As the task above states, I will be looking at how certain populations perceive time, in this case 30 seconds. For this project I will be looking at data from the age range 15-18. It would be appropriate for this mathematical project to get data from every person in every age range in the entire would but this is almost physically impossible and is certainly impractical for this project. Due to language barriers, the amount of time and money it would consume and also that some age ranges such as under the age of 7 would find it difficult.
The reason I have chosen the age range 15-18 is mainly due to practical purposes, the data is easily obtainable due to the fact that I am studying at a college with hundreds of people in that age range. Although it would have been possible to include data from younger students at college, I decided to use age 15 as my lowest parameter since a certain degree of maturity was required in order to collect the data in a reliable way.

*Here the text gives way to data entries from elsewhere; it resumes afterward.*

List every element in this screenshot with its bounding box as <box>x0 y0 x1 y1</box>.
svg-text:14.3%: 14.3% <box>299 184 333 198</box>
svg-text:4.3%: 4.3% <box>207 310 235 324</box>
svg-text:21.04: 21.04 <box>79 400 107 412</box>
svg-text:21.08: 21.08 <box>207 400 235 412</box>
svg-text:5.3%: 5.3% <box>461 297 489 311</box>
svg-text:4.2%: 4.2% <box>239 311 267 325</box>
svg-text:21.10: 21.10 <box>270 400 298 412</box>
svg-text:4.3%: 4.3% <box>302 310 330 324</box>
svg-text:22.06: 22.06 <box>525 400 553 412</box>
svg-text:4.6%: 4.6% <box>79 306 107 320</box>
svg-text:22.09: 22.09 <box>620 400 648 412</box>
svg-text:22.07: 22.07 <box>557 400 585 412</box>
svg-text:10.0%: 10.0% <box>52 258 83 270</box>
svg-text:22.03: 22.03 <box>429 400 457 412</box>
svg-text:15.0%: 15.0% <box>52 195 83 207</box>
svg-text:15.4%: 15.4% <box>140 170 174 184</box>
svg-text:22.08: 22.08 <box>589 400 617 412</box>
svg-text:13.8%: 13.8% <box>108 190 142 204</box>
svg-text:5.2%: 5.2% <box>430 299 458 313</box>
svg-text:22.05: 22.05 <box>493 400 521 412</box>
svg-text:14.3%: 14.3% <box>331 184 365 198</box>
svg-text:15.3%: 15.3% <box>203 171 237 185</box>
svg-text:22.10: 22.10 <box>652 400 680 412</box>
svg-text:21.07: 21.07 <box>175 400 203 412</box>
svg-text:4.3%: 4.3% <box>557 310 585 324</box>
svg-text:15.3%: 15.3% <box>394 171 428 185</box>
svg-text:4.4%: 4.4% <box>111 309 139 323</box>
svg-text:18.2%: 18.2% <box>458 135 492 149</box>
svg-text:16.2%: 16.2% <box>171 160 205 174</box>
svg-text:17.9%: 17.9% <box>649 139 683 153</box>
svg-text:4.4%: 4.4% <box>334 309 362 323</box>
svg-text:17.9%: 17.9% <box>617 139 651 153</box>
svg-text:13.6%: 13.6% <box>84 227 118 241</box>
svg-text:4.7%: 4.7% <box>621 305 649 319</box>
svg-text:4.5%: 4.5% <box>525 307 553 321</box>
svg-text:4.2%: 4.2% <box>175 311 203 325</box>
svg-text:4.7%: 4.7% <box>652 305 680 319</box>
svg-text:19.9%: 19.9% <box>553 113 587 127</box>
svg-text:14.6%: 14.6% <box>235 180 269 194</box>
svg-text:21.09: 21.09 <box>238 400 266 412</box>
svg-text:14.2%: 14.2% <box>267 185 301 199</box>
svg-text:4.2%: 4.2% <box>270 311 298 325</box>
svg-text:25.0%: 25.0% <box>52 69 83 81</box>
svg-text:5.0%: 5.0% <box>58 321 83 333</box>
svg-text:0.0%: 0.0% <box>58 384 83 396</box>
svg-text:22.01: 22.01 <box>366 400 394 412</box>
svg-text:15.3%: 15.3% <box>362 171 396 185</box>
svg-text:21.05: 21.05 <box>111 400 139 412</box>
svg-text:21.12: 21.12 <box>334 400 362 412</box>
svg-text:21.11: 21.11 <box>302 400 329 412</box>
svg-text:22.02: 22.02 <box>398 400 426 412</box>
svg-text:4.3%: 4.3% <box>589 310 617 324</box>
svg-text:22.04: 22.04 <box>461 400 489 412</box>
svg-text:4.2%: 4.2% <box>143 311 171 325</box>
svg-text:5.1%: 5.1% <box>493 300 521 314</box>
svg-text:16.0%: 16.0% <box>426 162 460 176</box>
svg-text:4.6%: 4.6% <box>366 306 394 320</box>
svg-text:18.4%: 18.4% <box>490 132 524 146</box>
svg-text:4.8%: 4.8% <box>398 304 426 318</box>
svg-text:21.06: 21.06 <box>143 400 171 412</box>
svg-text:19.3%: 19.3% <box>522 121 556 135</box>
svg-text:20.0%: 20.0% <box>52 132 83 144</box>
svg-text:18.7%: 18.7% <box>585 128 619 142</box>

I chose to study 18 year olds because will have had an extra 3 years of education and experience which should bring about a noticeable difference between the groups The children I will be studying will all have had very similar experiences with their education i. e. within maths. I have also chosen to only study boys to minimise all factors other than age. I am also going to take some data from people over the age of 25 to see if there is a significant difference between the groups. This will be looked at to see the difference between adulthood and childhood.

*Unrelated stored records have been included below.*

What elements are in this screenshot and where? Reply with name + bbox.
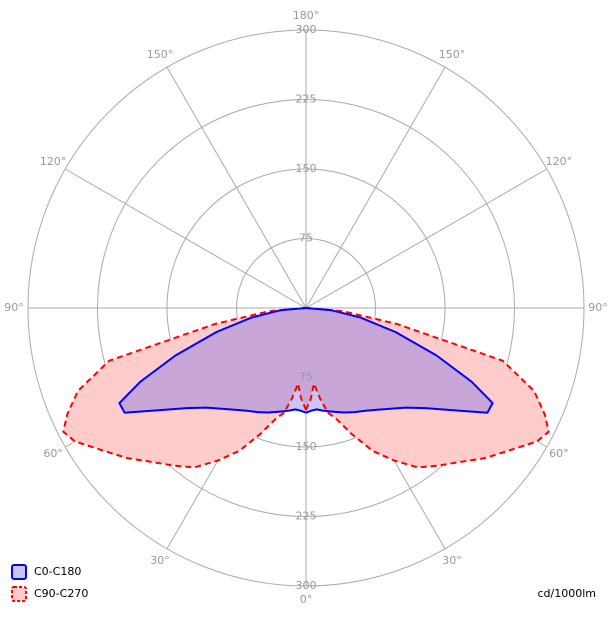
radial-label: 75 — [299, 371, 313, 384]
radial-label: 225 — [296, 93, 317, 106]
series-line — [305, 307, 494, 414]
legend-label: C0-C180 — [34, 565, 81, 578]
grid-ring — [166, 168, 446, 448]
angle-label: 150° — [147, 48, 174, 61]
angle-label: 180° — [293, 9, 320, 22]
radial-label: 300 — [296, 579, 317, 592]
series-area — [306, 308, 493, 413]
angle-label: 120° — [546, 155, 573, 168]
angle-label: 30° — [150, 554, 170, 567]
angle-label: 150° — [439, 48, 466, 61]
angle-label: 120° — [40, 155, 67, 168]
angle-label: 60° — [549, 447, 569, 460]
radial-label: 300 — [296, 23, 317, 36]
series-line — [62, 307, 307, 469]
angle-label: 30° — [442, 554, 462, 567]
legend-swatch — [11, 586, 27, 602]
series-line — [118, 307, 307, 414]
angle-label: 90° — [4, 301, 24, 314]
unit-label: cd/1000lm — [537, 587, 596, 600]
legend-label: C90-C270 — [34, 587, 88, 600]
grid-ring — [27, 29, 585, 587]
radial-label: 225 — [296, 510, 317, 523]
radial-label: 75 — [299, 232, 313, 245]
series-line — [305, 307, 550, 469]
angle-label: 0° — [300, 593, 313, 606]
angle-label: 90° — [588, 301, 608, 314]
legend-swatch — [11, 564, 27, 580]
grid-ring — [97, 99, 515, 517]
series-area — [63, 308, 306, 468]
radial-label: 150 — [296, 162, 317, 175]
radial-label: 150 — [296, 440, 317, 453]
series-area — [119, 308, 307, 413]
series-area — [306, 308, 549, 468]
angle-label: 60° — [43, 447, 63, 460]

This data will be collected from people who work at the same place (laboratory at heartlands hospital) this will be done to minimize as many variables as possible. If I had more time I would collect data from a selection of different schools to see if education has any effect on time perception. I will collect the data by asking individuals to estimate when they think 30 seconds has passed from when I say go. I will attempt to not let each student know what they will be doing as it will give them no time to practice and will also not announce what time as estimated in front of other students as it could give them an unfair advantage.
Overall I fell this project has gone very well, the data was collected efficiently and the data processed into efficient charts, tables and graphs. The original data collected was only for two age groups ages 15 and 18, however, I felt that this did not give a very large range, even though I wanted this project to be based mainly around youngster, so I used data from people over the age of 25. This area is one of the first problems I encountered, the data set name is 25+, and I took this data from ages of 25 (my cousin) to over 70 (my Nan).

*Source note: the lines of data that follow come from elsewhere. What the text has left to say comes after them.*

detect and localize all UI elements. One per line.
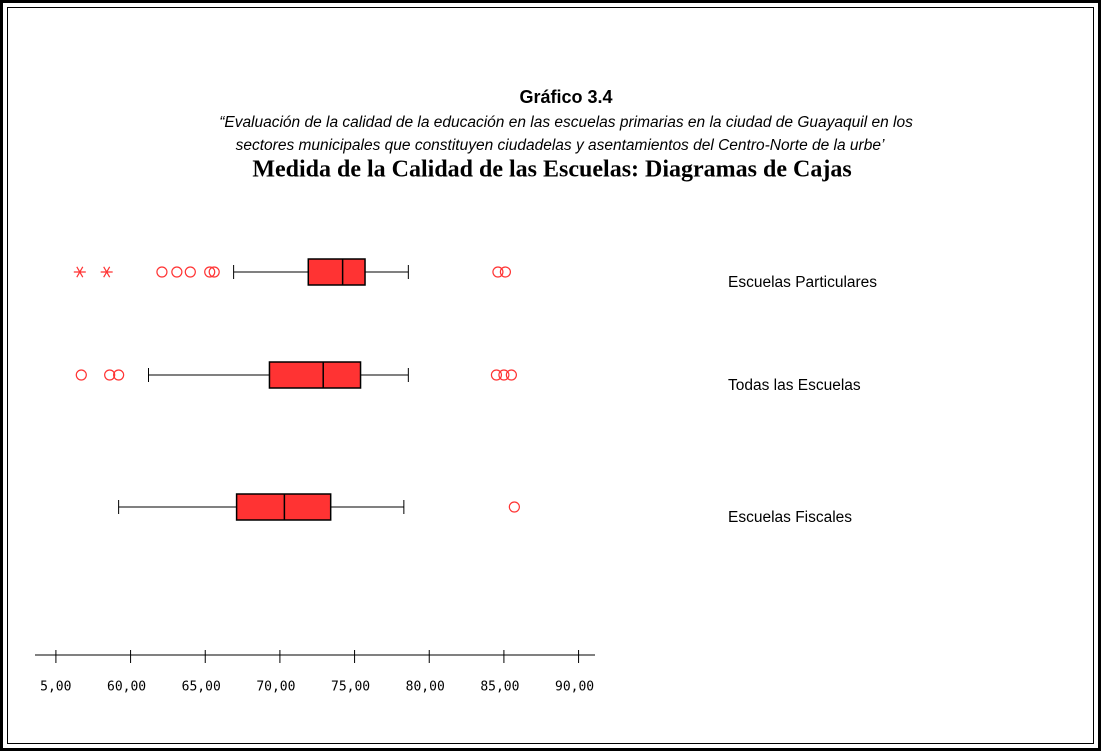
x-tick-label: 80,00: [406, 680, 445, 695]
x-tick-label: 70,00: [256, 680, 295, 695]
legend-label: Escuelas Particulares: [728, 274, 877, 291]
inner-frame: [7, 7, 1094, 744]
outlier: [508, 501, 520, 513]
outlier: [184, 266, 196, 278]
outlier: [208, 266, 220, 278]
outlier: [104, 369, 116, 381]
subtitle-line: sectores municipales que constituyen ciu…: [236, 137, 885, 154]
outlier: [156, 266, 168, 278]
legend-label: Todas las Escuelas: [728, 377, 861, 394]
outlier: [505, 369, 517, 381]
x-tick-label: 75,00: [331, 680, 370, 695]
x-tick-label: 90,00: [555, 680, 594, 695]
box: [307, 258, 366, 286]
legend-label: Escuelas Fiscales: [728, 509, 852, 526]
chart-title: Medida de la Calidad de las Escuelas: Di…: [252, 157, 851, 183]
x-tick-label: 65,00: [182, 680, 221, 695]
extreme: [73, 266, 86, 278]
subtitle-line: “Evaluación de la calidad de la educació…: [219, 114, 913, 131]
tick-labels: 55,00 60,00 65,00 70,00 75,00 80,00 85,00 90,00: [32, 680, 594, 695]
x-tick-label: 55,00: [32, 680, 71, 695]
chart-header: Gráfico 3.4: [519, 87, 612, 107]
x-tick-label: 60,00: [107, 680, 146, 695]
extreme: [100, 266, 113, 278]
outlier: [498, 369, 510, 381]
outlier: [499, 266, 511, 278]
x-tick-label: 85,00: [480, 680, 519, 695]
outlier: [171, 266, 183, 278]
outlier: [113, 369, 125, 381]
outlier: [490, 369, 503, 381]
outlier: [75, 369, 87, 381]
outlier: [492, 266, 504, 278]
outlier: [204, 266, 216, 278]
box: [268, 361, 362, 389]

If I were to do this test again, I would use a lot more age ranges and have them as close to each other, but due to time and availability I could not do this. The second problem I faced was the age 18+ group, as this experiment was started in year 12, many of the students of the college had not reached 18 and was there for hard to get data fro the same school, therefore out of school sources were used. If I was to do this again I was have an equal amount of data form two different schools to see if education had any effect on the estimation ability.
The results I did collect however, were quite good, they were good enough to make a number of graphs including scatter graphs and cumulative frequency graphs, as well as making calculations for mean, median and mode. Looking at the graphs we can conclude that the age group 25+ had the best mean average estimation of time with less that a second away. We can also see that age 15 is the worst being at around 5 seconds off. So we can conclude from looking at this experiment that estimation improves with age. However, as we did not look at a very old age group eg 85+, we do not to the full extent of this claim.